Hace muchos años, cuando me tocó hacer el COU, tuve un examen de literatura española en el que había que comentar un poema de la generación del 98. No recuerdo cuál, puede que fuera alguno de los “Campos de Castilla” de Antonio Machado. Lo que recuerdo es que se me ocurrió poner que le debía mucho a la influencia de Castilla, de Azorín,  que era un libro de ensayo que yo ni había leído (ni ningún otro del autor) ni sabía de qué trataba y que además estaba en prosa. El caso es que a la profesora le pareció muy bien mi infundada osadía. Debe de ser porque al fin y al cabo, gran parte del género de la crítica literaria es pura pose y soltar como quien no quiere la cosa nombres de autores que uno tampoco ha leído.

Hoy he tenido por fin la oportunidad de conocer la “Castilla” de José Martínez Ruiz, ensayo que se considera regeneracionista y lamento mucho haber olvidado cuál fue la obra que hubo que comentar en el examen aquel, ya que ahora estoy convencido de que poco tenía que ver con este texto. A lo sumo alguna conexión a través del paisaje castellano.

¿Y el libro en cuestión qué tal está? Bueno, pues toca un poco los temas esos del país atrasado y decadente que había sido imperio y se veía reducido a un pedregal, las esperanzas puestas en el progreso y en el desarrollo de los ferrocarriles, y cuadros costumbristas de la España eterna con críticas a algunas tradiciones como la tauromaquia y a otros modos e instituciones de raigambre. Cuando había oído mentar este ensayo en el pasado siempre entendí que había en él algo de manifiesto o de programa político que no he encontrado por ninguna parte.

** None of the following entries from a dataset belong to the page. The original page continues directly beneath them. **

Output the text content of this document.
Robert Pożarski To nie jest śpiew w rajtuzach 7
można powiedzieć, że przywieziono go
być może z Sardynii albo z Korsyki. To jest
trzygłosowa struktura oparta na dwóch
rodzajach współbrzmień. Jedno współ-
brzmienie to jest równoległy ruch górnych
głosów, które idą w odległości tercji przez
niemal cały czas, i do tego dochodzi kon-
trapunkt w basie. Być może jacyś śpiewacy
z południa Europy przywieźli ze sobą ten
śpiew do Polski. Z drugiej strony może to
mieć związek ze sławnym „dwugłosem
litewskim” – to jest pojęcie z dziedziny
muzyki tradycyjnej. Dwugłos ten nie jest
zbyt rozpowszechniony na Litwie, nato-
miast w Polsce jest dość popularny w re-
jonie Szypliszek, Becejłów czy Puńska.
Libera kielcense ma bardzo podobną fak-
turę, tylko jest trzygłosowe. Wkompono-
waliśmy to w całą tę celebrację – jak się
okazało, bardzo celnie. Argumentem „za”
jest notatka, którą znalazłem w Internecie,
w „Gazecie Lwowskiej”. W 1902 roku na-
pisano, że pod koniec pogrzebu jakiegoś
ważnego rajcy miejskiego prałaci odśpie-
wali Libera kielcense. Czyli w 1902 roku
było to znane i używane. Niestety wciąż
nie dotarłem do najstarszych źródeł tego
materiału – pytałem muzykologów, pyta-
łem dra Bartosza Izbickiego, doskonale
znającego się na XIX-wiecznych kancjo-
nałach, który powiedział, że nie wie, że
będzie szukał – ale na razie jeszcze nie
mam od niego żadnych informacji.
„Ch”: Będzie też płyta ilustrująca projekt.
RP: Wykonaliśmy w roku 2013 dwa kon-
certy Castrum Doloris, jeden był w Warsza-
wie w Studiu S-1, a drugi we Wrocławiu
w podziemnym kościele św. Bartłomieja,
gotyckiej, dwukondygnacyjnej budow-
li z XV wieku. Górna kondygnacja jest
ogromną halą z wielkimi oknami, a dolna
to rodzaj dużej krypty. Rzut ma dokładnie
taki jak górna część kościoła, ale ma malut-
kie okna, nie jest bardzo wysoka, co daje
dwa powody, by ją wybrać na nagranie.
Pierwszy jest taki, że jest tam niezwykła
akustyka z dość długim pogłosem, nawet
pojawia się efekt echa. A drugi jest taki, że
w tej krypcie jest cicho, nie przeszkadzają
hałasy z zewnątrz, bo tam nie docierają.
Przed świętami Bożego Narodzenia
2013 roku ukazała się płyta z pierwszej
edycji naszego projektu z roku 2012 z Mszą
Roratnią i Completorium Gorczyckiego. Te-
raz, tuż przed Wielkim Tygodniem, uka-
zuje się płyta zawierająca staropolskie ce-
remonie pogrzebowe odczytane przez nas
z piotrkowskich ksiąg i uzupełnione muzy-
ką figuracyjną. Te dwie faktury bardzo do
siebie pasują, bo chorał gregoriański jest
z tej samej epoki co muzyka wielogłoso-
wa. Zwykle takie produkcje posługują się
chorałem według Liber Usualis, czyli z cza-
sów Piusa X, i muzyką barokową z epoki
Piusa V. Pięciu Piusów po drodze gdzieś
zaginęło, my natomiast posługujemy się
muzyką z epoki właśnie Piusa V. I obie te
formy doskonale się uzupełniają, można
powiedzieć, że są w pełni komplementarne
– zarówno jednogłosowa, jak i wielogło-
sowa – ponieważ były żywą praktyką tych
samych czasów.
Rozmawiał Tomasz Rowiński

¿Por qué vale la pena leerlo? Éste que aquí les escribe está emigrado y en cierto modo alejado de su idioma. En parte por eso y en parte por ciertas carencias formativas la riqueza de vocabulario me habrá parecido espectacular. Aprender al menos treinta palabras en un libro ciento cincuenta páginas es una ganancia notable, y  si no hemos aprendido otras tantas más ha sido por la pura pereza de ir a buscarlas al diccionario . Si eramos ignorantes por no conocer estos términos con anterioridad el consuelo es que gran parte de ellos son vocablos propios de un mundo agrario que por suerte en gran medida España ya dejó de ser. La lectura de un libro bien escrito siempre será agradable aunque el valor de sus lecciones quede reducido al tipo arqueológico.